At this stage our goal is to return the compromised systems to their normal state. We should have recovery procedures in place tailored to potential incidents but the safest is a full rebuild of systems and restoring data from the last backup. Dont forget to patch impacted machines and again it is important to keep a record of any action taken and to keep users aware of the recovery status. This communication reduces confusion and rumours and allows us to advise them of major developments that may impact them. Adhering to local laws and internal policies in relation to media contact should also be considered with key employees being assigned this responsibility.
Phase 6: Lessons Learned.
The lessons learned phase is usually neglected but a post-mortem can be improvement to help us gain an exact understanding of the incident, its time line and the adequacy of our response. We can see what procedures worked and what did not, what the damage was and what we need to change going forward. This allows us to continually improve what we do and how we do it.

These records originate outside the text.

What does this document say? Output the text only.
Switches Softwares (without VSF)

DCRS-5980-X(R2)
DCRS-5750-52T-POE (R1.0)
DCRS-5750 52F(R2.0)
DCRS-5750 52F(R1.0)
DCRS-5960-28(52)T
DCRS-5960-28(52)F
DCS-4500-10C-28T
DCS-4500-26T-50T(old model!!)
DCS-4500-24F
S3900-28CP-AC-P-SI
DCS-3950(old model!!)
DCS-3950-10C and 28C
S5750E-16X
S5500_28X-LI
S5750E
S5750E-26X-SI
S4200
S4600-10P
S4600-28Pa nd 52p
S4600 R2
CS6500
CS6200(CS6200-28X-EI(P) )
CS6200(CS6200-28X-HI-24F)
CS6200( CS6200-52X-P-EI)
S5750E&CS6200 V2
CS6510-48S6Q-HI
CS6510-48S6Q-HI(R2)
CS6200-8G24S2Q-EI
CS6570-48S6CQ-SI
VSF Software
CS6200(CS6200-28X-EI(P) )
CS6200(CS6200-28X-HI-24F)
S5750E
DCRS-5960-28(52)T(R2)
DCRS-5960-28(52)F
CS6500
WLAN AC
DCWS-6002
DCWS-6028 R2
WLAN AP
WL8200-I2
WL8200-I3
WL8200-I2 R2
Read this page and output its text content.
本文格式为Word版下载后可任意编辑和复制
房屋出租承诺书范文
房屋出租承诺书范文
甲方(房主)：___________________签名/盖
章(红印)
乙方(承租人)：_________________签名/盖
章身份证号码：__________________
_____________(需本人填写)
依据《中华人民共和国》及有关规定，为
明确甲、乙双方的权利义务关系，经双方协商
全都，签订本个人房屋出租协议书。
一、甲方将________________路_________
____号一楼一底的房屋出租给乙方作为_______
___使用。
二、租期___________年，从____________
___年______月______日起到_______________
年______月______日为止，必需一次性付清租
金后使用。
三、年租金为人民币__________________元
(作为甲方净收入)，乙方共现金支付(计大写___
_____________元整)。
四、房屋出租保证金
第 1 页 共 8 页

So how do we view our incident response as being successful? Good security should mean no incidents but everybody will suffer a breach at some point. So how do we measure success then? There are a few metrics we can use including;
- Number of incidents,
- Estimated financial loss – the more effective we are at incident response the less loss we will incur,
- After each incident our lessons learned phase should include honest self evaluation,
- Average time and resource required per incident,
- Documentation and procedure quality by team.
We will always suffer incidents but by having a solid methodology and procedures to guide us when it happens we can be in a better place to reduce the damage caused to us. It can take time for the teams involved to get comfortable with the process so war gaming and mock events can be vital to improving our efficiency. With this in place from Preparation through to Lessons Learned attackers will have a much harder time breaking through our defences and maintaining persistence.